Het conflict SAP - Van Zeeland 1934-1940 en de weerslag op de Belgische politiek. (Karel Van Nieuwenhuyse) |
home | lijst scripties | inhoud | vorige | volgende |
DEEL II:
BESCHRIJVING VAN HET CONFLICT
HFST. 11: ONTSLAG DER REGERING EN VERKIEZINGEN VAN 24 MEI 1936
Normaal gezien waren parlementsverkiezingen voorzien voor het najaar van 1936, maar in de hoop de sterk opkomende partijen Rex en VNV een hak te zetten, werden ze vervroegd naar 24 mei. Met deze verkiezingen in zicht, waar de premier overigens niet aan deelnam, publiceerde het kabinet - Van Zeeland een regeringsrapport waarin de behaalde resultaten werden voorgesteld. Niet iedereen was echter vol lof over het regeringswerk.
De balans op sociaal-economisch en monetair vlak van de regering - Van Zeeland met haar ontslag
Voor het jaar 1936 waren parlementsverkiezingen voorzien in het najaar. Omwille van politieke redenen werden deze echter vervroegd. N.a.v. het ten einde lopen van haar bijzondere machten, maakte de regering een rapport op met een balans van de geboekte resultaten op allerlei vlak. Dit rapport verscheen op 4 april 1936. De regeringsactie werd, hoe kon het ook anders, enorm positief voorgesteld[277]. Het muntvraagstuk was opgelost, de herinrichting van het bankwezen was een feit, de economische expansie verliep vlot (gecontroleerde prijsstijgingen, opslorping van de werkloosheid, verbetering in de situatie van middenstanders en boeren, verhoging koopkracht, etc.), en een herinrichting van ‘s lands inwendige structuur was eveneens geslaagd.
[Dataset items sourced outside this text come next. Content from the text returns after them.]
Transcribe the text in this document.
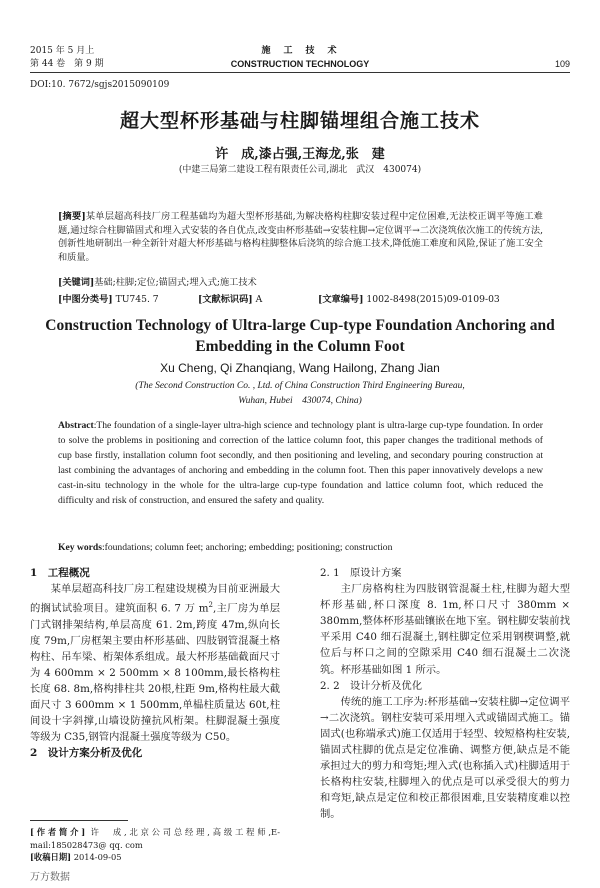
2015 年 5 月上
第 44 卷　第 9 期
施　工　技　术
CONSTRUCTION TECHNOLOGY	109
DOI:10. 7672/sgjs2015090109
超大型杯形基础与柱脚锚埋组合施工技术
许　成,漆占强,王海龙,张　建
(中建三局第二建设工程有限责任公司,湖北　武汉　430074)
[摘要]某单层超高科技厂房工程基础均为超大型杯形基础,为解决格构柱脚安装过程中定位困难,无法校正调平等施工难题,通过综合柱脚锚固式和埋入式安装的各自优点,改变由杯形基础→安装柱脚→定位调平→二次浇筑依次施工的传统方法,创新性地研制出一种全新针对超大杯形基础与格构柱脚整体后浇筑的综合施工技术,降低施工难度和风险,保证了施工安全和质量。
[关键词]基础;柱脚;定位;锚固式;埋入式;施工技术
[中图分类号] TU745. 7	[文献标识码] A	[文章编号] 1002-8498(2015)09-0109-03
Construction Technology of Ultra-large Cup-type Foundation Anchoring and Embedding in the Column Foot
Xu Cheng, Qi Zhanqiang, Wang Hailong, Zhang Jian
(The Second Construction Co. , Ltd. of China Construction Third Engineering Bureau,
Wuhan, Hubei　430074, China)
Abstract:The foundation of a single-layer ultra-high science and technology plant is ultra-large cup-type foundation. In order to solve the problems in positioning and correction of the lattice column foot, this paper changes the traditional methods of cup base firstly, installation column foot secondly, and then positioning and leveling, and secondary pouring construction at last combining the advantages of anchoring and embedding in the column foot. Then this paper innovatively develops a new cast-in-situ technology in the whole for the ultra-large cup-type foundation and lattice column foot, which reduced the difficulty and risk of construction, and ensured the safety and quality.
Key words:foundations; column feet; anchoring; embedding; positioning; construction
1　工程概况
某单层超高科技厂房工程建设规模为目前亚洲最大的搁试试验项目。建筑面积 6. 7 万 $m^2$,主厂房为单层门式钢排架结构,单层高度 61. 2m,跨度 47m,纵向长度 79m,厂房框架主要由杯形基础、四肢钢管混凝土格构柱、吊车梁、桁架体系组成。最大杯形基础截面尺寸为 4 600mm × 2 500mm × 8 100mm,最长格构柱长度 68. 8m,格构排柱共 20根,柱距 9m,格构柱最大截面尺寸 3 600mm × 1 500mm,单榀柱质量达 60t,柱间设十字斜撑,山墙设防撞抗风桁架。柱脚混凝土强度等级为 C35,钢管内混凝土强度等级为 C50。
2　设计方案分析及优化
[作者简介] 许　成,北京公司总经理,高级工程师,E-mail:185028473@ qq. com
[收稿日期] 2014-09-05
2. 1　原设计方案
主厂房格构柱为四肢钢管混凝土柱,柱脚为超大型杯形基础,杯口深度 8. 1m,杯口尺寸 380mm × 380mm,整体杯形基础镶嵌在地下室。钢柱脚安装前找平采用 C40 细石混凝土,钢柱脚定位采用钢楔调整,就位后与杯口之间的空隙采用 C40 细石混凝土二次浇筑。杯形基础如图 1 所示。
2. 2　设计分析及优化
传统的施工工序为:杯形基础→安装柱脚→定位调平→二次浇筑。钢柱安装可采用埋入式或锚固式施工。锚固式(也称端承式)施工仅适用于轻型、较短格构柱安装,锚固式柱脚的优点是定位准确、调整方便,缺点是不能承担过大的剪力和弯矩;埋入式(也称插入式)柱脚适用于长格构柱安装,柱脚埋入的优点是可以承受很大的剪力和弯矩,缺点是定位和校正都很困难,且安装精度难以控制。
万方数据
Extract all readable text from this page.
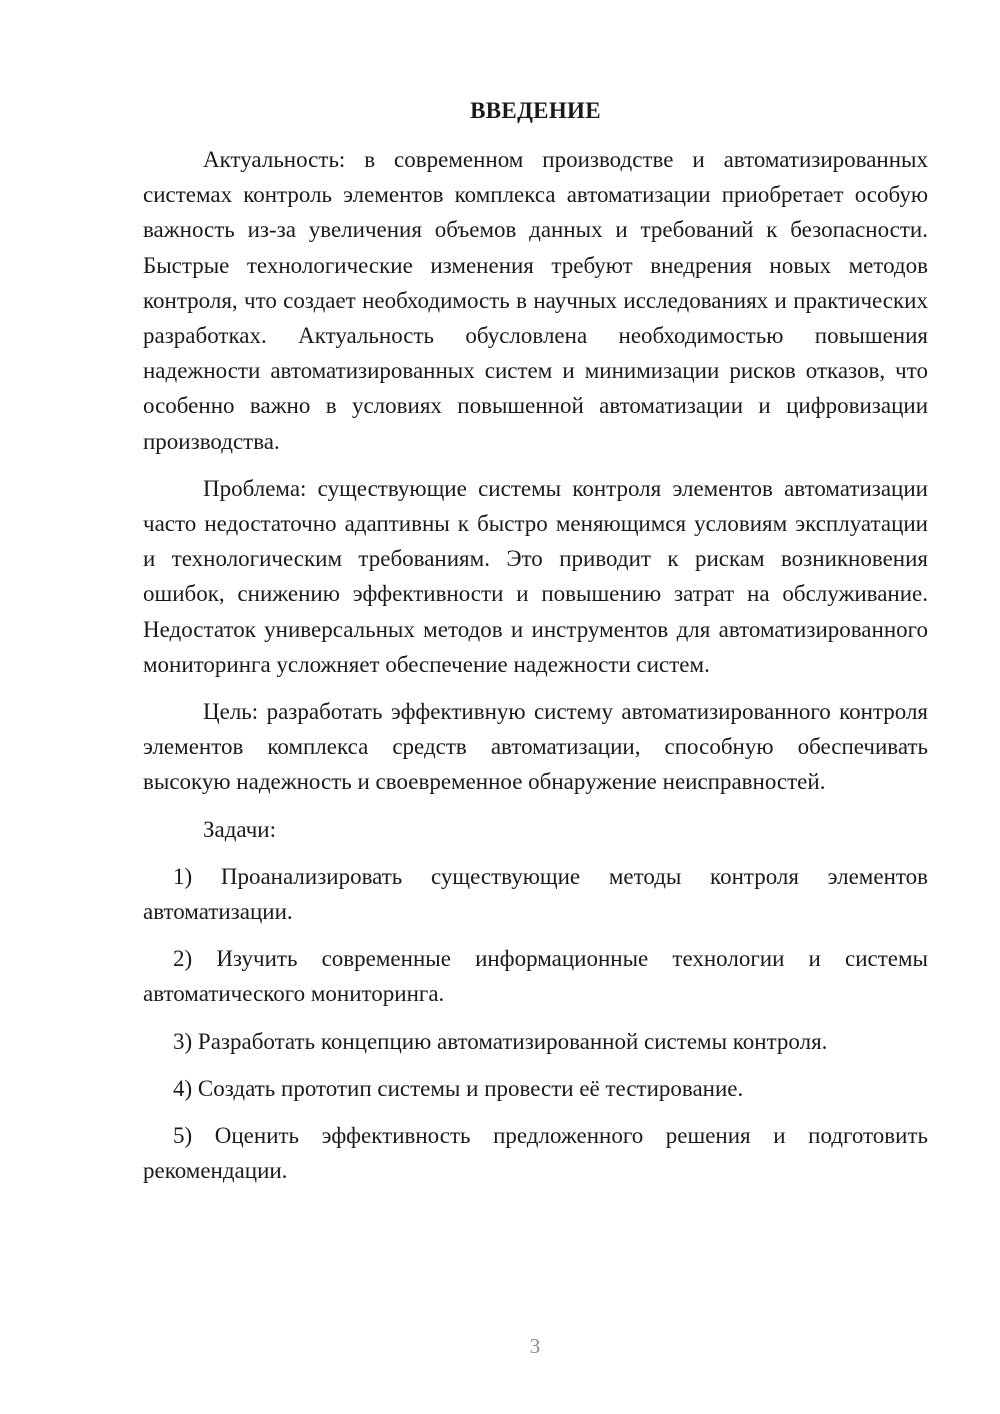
ВВЕДЕНИЕ

Актуальность: в современном производстве и автоматизированных системах контроль элементов комплекса автоматизации приобретает особую важность из-за увеличения объемов данных и требований к безопасности. Быстрые технологические изменения требуют внедрения новых методов контроля, что создает необходимость в научных исследованиях и практических разработках. Актуальность обусловлена необходимостью повышения надежности автоматизированных систем и минимизации рисков отказов, что особенно важно в условиях повышенной автоматизации и цифровизации производства.

Проблема: существующие системы контроля элементов автоматизации часто недостаточно адаптивны к быстро меняющимся условиям эксплуатации и технологическим требованиям. Это приводит к рискам возникновения ошибок, снижению эффективности и повышению затрат на обслуживание. Недостаток универсальных методов и инструментов для автоматизированного мониторинга усложняет обеспечение надежности систем.

Цель: разработать эффективную систему автоматизированного контроля элементов комплекса средств автоматизации, способную обеспечивать высокую надежность и своевременное обнаружение неисправностей.

Задачи:

1) Проанализировать существующие методы контроля элементов автоматизации.

2) Изучить современные информационные технологии и системы автоматического мониторинга.

3) Разработать концепцию автоматизированной системы контроля.

4) Создать прототип системы и провести её тестирование.

5) Оценить эффективность предложенного решения и подготовить рекомендации.

3
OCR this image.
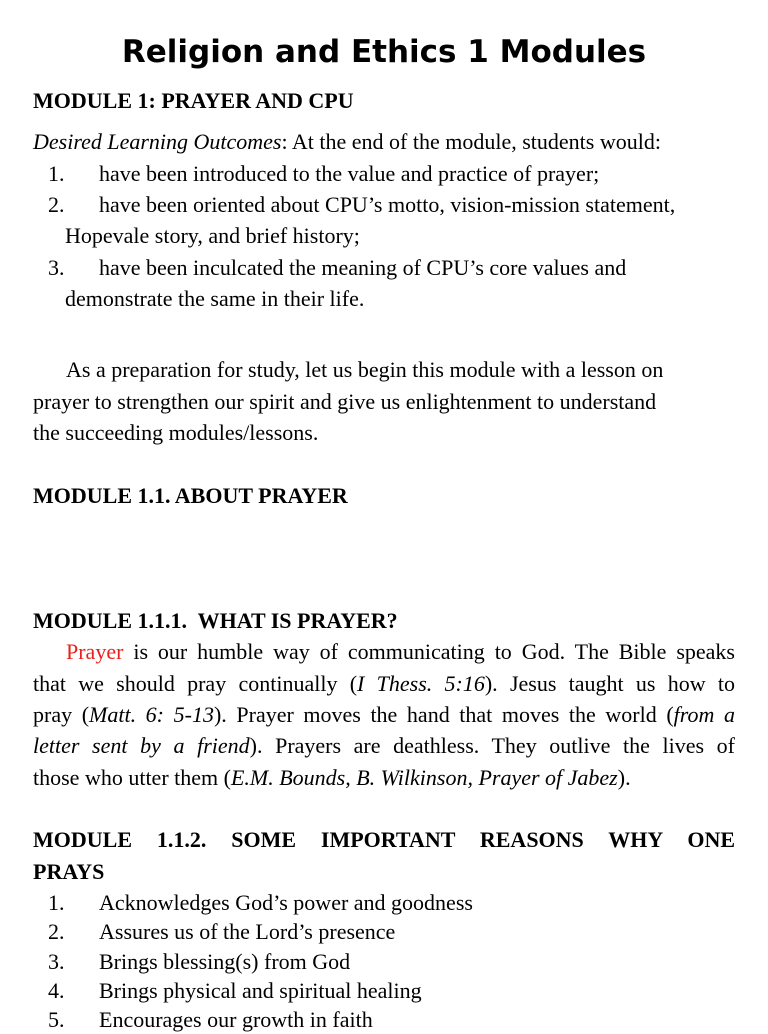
Religion and Ethics 1 Modules
MODULE 1: PRAYER AND CPU
Desired Learning Outcomes: At the end of the module, students would:
1. have been introduced to the value and practice of prayer;
2. have been oriented about CPU’s motto, vision-mission statement,
Hopevale story, and brief history;
3. have been inculcated the meaning of CPU’s core values and
demonstrate the same in their life.
As a preparation for study, let us begin this module with a lesson on
prayer to strengthen our spirit and give us enlightenment to understand
the succeeding modules/lessons.
MODULE 1.1. ABOUT PRAYER
MODULE 1.1.1.  WHAT IS PRAYER?
Prayer is our humble way of communicating to God. The Bible speaks
that we should pray continually (I Thess. 5:16). Jesus taught us how to
pray (Matt. 6: 5-13). Prayer moves the hand that moves the world (from a
letter sent by a friend). Prayers are deathless. They outlive the lives of
those who utter them (E.M. Bounds, B. Wilkinson, Prayer of Jabez).
MODULE 1.1.2. SOME IMPORTANT REASONS WHY ONE
PRAYS
1. Acknowledges God’s power and goodness
2. Assures us of the Lord’s presence
3. Brings blessing(s) from God
4. Brings physical and spiritual healing
5. Encourages our growth in faith
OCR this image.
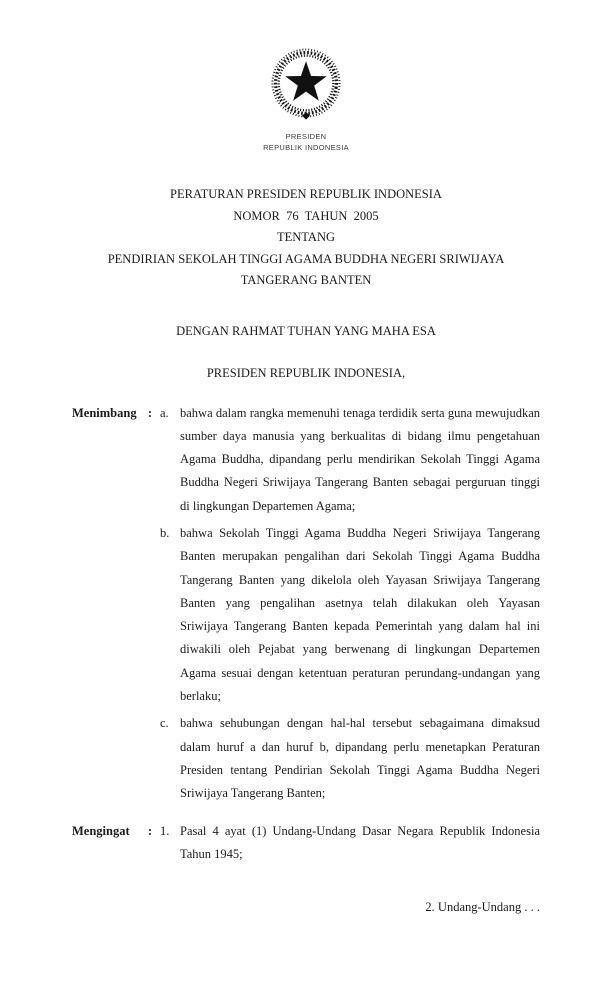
PRESIDEN
REPUBLIK INDONESIA
PERATURAN PRESIDEN REPUBLIK INDONESIA
NOMOR  76  TAHUN  2005
TENTANG
PENDIRIAN SEKOLAH TINGGI AGAMA BUDDHA NEGERI SRIWIJAYA
TANGERANG BANTEN
DENGAN RAHMAT TUHAN YANG MAHA ESA
PRESIDEN REPUBLIK INDONESIA,
Menimbang : a. bahwa dalam rangka memenuhi tenaga terdidik serta guna mewujudkan sumber daya manusia yang berkualitas di bidang ilmu pengetahuan Agama Buddha, dipandang perlu mendirikan Sekolah Tinggi Agama Buddha Negeri Sriwijaya Tangerang Banten sebagai perguruan tinggi di lingkungan Departemen Agama;
b. bahwa Sekolah Tinggi Agama Buddha Negeri Sriwijaya Tangerang Banten merupakan pengalihan dari Sekolah Tinggi Agama Buddha Tangerang Banten yang dikelola oleh Yayasan Sriwijaya Tangerang Banten yang pengalihan asetnya telah dilakukan oleh Yayasan Sriwijaya Tangerang Banten kepada Pemerintah yang dalam hal ini diwakili oleh Pejabat yang berwenang di lingkungan Departemen Agama sesuai dengan ketentuan peraturan perundang-undangan yang berlaku;
c. bahwa sehubungan dengan hal-hal tersebut sebagaimana dimaksud dalam huruf a dan huruf b, dipandang perlu menetapkan Peraturan Presiden tentang Pendirian Sekolah Tinggi Agama Buddha Negeri Sriwijaya Tangerang Banten;
Mengingat : 1. Pasal 4 ayat (1) Undang-Undang Dasar Negara Republik Indonesia Tahun 1945;
2. Undang-Undang . . .
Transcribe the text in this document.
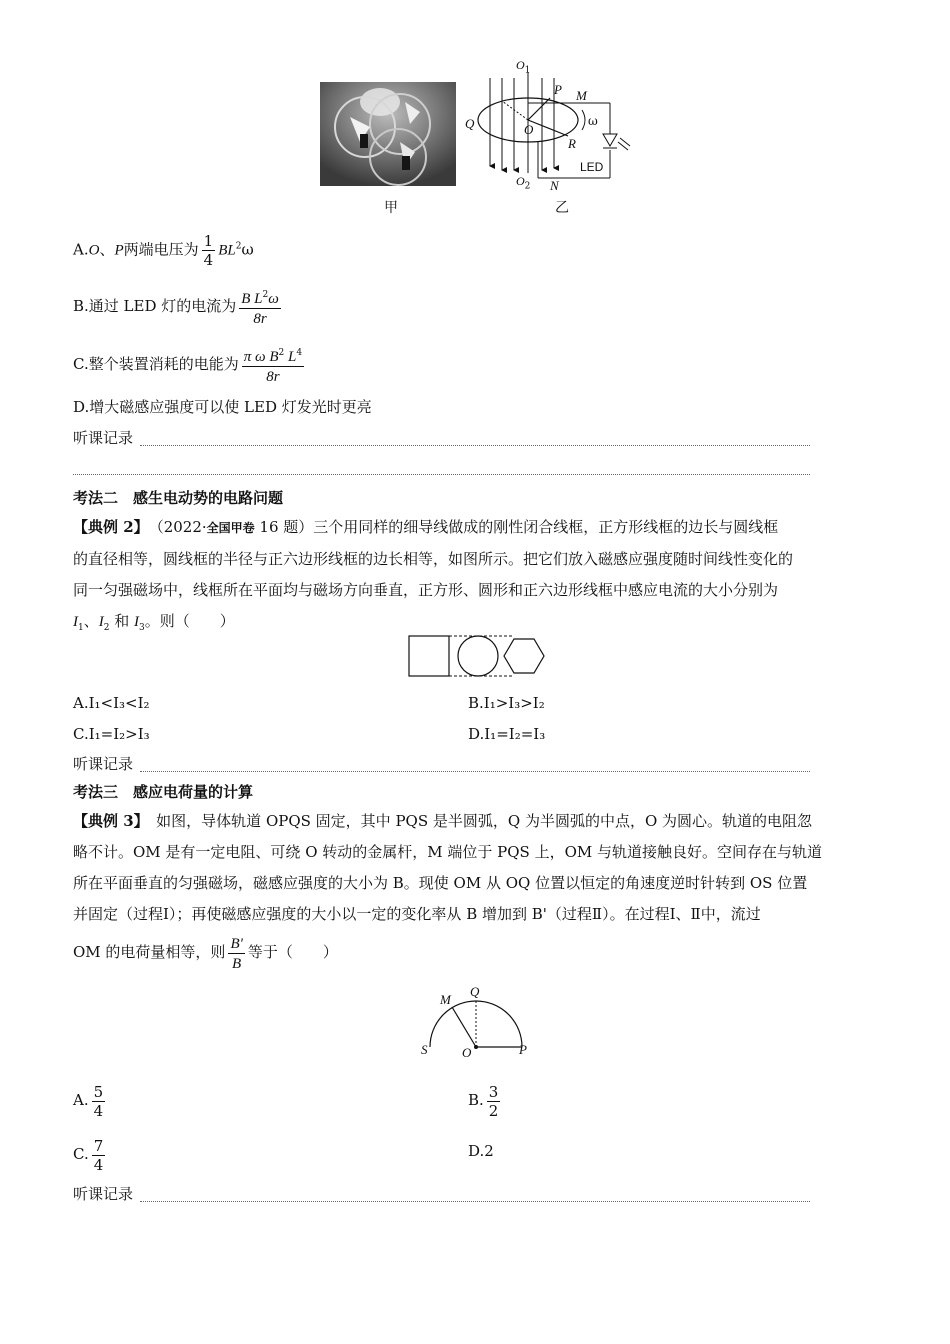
$O_1$
$O_2$
P M
Q	O
R
N
ω
LED
甲	乙
A.O、P两端电压为 $\frac{1}{4} BL^2\omega$
B.通过 LED 灯的电流为 $\frac{B L^2\omega}{8r}$
C.整个装置消耗的电能为 $\frac{\pi \omega B^2 L^4}{8r}$
D.增大磁感应强度可以使 LED 灯发光时更亮
听课记录
考法二　感生电动势的电路问题
【典例 2】　 （2022·全国甲卷 16 题）三个用同样的细导线做成的刚性闭合线框，正方形线框的边长与圆线框
的直径相等，圆线框的半径与正六边形线框的边长相等，如图所示。把它们放入磁感应强度随时间线性变化的
同一匀强磁场中，线框所在平面均与磁场方向垂直，正方形、圆形和正六边形线框中感应电流的大小分别为
$I_1$、$I_2$ 和 $I_3$。则（　　）
A.I₁<I₃<I₂	B.I₁>I₃>I₂
C.I₁=I₂>I₃	D.I₁=I₂=I₃
听课记录
考法三　感应电荷量的计算
【典例 3】　如图，导体轨道 OPQS 固定，其中 PQS 是半圆弧，Q 为半圆弧的中点，O 为圆心。轨道的电阻忽
略不计。OM 是有一定电阻、可绕 O 转动的金属杆，M 端位于 PQS 上，OM 与轨道接触良好。空间存在与轨道
所在平面垂直的匀强磁场，磁感应强度的大小为 B。现使 OM 从 OQ 位置以恒定的角速度逆时针转到 OS 位置
并固定（过程Ⅰ）；再使磁感应强度的大小以一定的变化率从 B 增加到 B'（过程Ⅱ）。在过程Ⅰ、Ⅱ中，流过
OM 的电荷量相等，则 $\frac{B'}{B}$ 等于（　　）
M
Q
S	O	P
A. $\frac{5}{4}$	B. $\frac{3}{2}$
C. $\frac{7}{4}$	D.2
听课记录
Op 8 april stelde Van Zeeland de geboekte resultaten van zijn regering voor aan de Kamer. Opnieuw hield hij een lofzang over het werk van zijn kabinet. Hij stelde zelfs dat “on peut dire, je pense, du point de vue technique, ou même du point de vue scientifique, si vous préférez, que la crise dans son sens propre est finie en Belgique”[278]. Toch besefte Van Zeeland dat nog veel problemen, in allerlei richting, een oplossing behoefden. De aftredende premier sloot zijn rede af met de wens: “Tout ce que je souhaite, c’est que nos compatriotes restent fidèles à une attitude d’esprit où l’on s’accorde à reconnaître une des caractéristiques de notre race, et qui a été, dans le passé, sa meilleure sauvegarde: l’esprit réaliste, constructif, modéré, objectif, dans lequel il convient d’aborder l’examen et la solution de ses difficultés.”[279] Zijn rede werd gevolgd door een staande ovatie van het grootste deel van de Kamerleden, die de premier langdurig toejuichten en hem persoonlijk gingen feliciteren. Dit was trouwens de reden waarom Henri Jaspar bij de naderende verkiezingen ontslag zou nemen. Als de verkozenen van het volk applaudisseren in plaats van kritisch vragen te stellen, dan wordt het parlement overbodig[280].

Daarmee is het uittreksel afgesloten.